I think prompts like this are where agentic workflows come in to play. If you asked it to do generate the first 64 prime numbers, AI tools could do that. If you asked it to draw a charcoal image of Pokemon 13, it could do that. If you asked it to add a white Menlo 13 on a black background to the top left corner of that image, it could do that. If you asked it to do that 63 more times, it could do those things, and if you asked it to assemble those into a grid, it could.
It can't get that in a one-shot. Perhaps, though, it could figure out when it needs to break a problem into individual tasks to delegate to itself and assemble them at the end.
I mean asking these transformers to do maths has always been the wrong task. It's like we're now considering "it doesn't have x tools built with traditional code built in".
Though I suppose we're testing their model + agent harness here as well. It really _should_ have all of those tools/reasoning available to accomplish a task like the above without issue.
It's only been the wrong task because they've been deficient at it and expensive to use, so we had workarounds. They are getting better at these tasks and cheaper (sometimes). It's fair to evaluate even if there are more economical and accurate alternatives available.

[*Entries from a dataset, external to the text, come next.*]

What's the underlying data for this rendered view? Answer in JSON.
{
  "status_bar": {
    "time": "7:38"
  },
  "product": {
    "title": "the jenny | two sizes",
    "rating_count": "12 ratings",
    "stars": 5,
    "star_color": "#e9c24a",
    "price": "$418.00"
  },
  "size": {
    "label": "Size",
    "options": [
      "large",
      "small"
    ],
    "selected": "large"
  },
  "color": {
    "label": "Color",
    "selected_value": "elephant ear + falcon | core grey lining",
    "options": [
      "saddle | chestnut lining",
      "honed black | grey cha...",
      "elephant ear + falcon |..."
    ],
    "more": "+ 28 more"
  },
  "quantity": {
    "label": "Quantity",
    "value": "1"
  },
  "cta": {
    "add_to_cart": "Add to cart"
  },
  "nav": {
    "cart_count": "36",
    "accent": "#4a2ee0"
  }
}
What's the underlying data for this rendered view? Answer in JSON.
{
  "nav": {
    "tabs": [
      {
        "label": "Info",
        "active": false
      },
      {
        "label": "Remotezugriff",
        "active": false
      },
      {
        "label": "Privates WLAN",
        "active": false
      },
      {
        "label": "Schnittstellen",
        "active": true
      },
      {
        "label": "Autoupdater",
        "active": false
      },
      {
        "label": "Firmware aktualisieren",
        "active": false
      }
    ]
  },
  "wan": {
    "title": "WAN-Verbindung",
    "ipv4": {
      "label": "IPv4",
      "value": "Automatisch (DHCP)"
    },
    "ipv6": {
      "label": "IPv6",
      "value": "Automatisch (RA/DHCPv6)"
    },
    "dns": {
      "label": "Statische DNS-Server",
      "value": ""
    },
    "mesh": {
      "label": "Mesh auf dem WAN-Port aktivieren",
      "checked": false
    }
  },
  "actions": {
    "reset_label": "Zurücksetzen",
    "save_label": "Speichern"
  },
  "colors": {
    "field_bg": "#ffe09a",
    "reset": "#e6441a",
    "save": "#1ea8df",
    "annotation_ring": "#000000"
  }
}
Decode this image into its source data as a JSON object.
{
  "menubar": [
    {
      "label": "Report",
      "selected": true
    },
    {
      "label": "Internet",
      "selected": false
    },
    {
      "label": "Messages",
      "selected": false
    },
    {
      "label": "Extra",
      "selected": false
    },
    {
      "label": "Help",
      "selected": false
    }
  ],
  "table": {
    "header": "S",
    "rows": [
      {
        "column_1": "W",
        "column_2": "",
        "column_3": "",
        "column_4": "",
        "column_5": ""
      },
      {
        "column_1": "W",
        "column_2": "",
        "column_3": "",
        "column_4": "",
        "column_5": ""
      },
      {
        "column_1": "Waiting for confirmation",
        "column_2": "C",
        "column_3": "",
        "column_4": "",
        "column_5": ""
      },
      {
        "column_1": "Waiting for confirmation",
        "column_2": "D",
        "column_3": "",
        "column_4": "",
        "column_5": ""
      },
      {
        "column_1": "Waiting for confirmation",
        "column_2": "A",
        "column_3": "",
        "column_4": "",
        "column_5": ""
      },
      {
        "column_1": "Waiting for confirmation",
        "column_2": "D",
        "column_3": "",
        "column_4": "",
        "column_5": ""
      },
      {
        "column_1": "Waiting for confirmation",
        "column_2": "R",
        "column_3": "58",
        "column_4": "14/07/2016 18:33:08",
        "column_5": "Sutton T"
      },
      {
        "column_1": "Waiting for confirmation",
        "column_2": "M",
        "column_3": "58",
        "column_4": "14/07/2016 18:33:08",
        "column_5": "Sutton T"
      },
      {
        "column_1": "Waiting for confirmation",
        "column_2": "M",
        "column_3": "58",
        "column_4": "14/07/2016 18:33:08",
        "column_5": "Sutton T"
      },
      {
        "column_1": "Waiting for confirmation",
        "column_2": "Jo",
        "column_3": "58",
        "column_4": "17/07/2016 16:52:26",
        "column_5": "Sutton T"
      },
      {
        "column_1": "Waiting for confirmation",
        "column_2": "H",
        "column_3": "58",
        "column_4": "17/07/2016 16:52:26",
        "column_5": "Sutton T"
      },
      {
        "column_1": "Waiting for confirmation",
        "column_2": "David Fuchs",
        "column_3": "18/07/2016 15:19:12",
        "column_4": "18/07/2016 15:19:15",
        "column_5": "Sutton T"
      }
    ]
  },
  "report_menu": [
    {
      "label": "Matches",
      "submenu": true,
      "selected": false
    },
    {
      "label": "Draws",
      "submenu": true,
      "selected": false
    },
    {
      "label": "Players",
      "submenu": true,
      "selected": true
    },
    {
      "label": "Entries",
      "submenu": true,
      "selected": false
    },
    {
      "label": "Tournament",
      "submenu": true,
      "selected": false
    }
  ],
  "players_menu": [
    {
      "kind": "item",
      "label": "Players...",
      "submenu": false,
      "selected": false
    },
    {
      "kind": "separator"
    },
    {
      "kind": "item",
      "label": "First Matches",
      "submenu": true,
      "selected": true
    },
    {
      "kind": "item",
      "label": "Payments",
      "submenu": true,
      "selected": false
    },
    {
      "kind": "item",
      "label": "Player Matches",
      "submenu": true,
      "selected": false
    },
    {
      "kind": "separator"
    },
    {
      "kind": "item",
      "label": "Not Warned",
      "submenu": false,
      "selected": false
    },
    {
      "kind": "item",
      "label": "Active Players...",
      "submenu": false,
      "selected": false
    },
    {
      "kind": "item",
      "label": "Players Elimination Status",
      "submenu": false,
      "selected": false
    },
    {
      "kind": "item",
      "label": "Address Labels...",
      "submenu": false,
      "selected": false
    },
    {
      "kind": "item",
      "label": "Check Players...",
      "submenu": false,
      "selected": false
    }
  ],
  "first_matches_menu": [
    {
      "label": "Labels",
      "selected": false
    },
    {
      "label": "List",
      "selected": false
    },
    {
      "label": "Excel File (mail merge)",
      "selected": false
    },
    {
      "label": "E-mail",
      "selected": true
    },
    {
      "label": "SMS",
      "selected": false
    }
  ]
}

You can evaluate the limits of a spoon by trying to cut meat with it.
The point is what are the typical use cases for the tool / what are the agreed upon areas of application?
Making the LLM do math with large numbers, I would argue, is not in its typical use case, thought it's at the border.
Asking an image generator model to calculate numbers before running an image sounds definitely NOT like a reasonable use case (do people need it? Will people try using it for this purpose?)
It can't get that in a one-shot. Perhaps, though, it could figure out when it needs to break a problem into individual tasks to delegate to itself and assemble them at the end.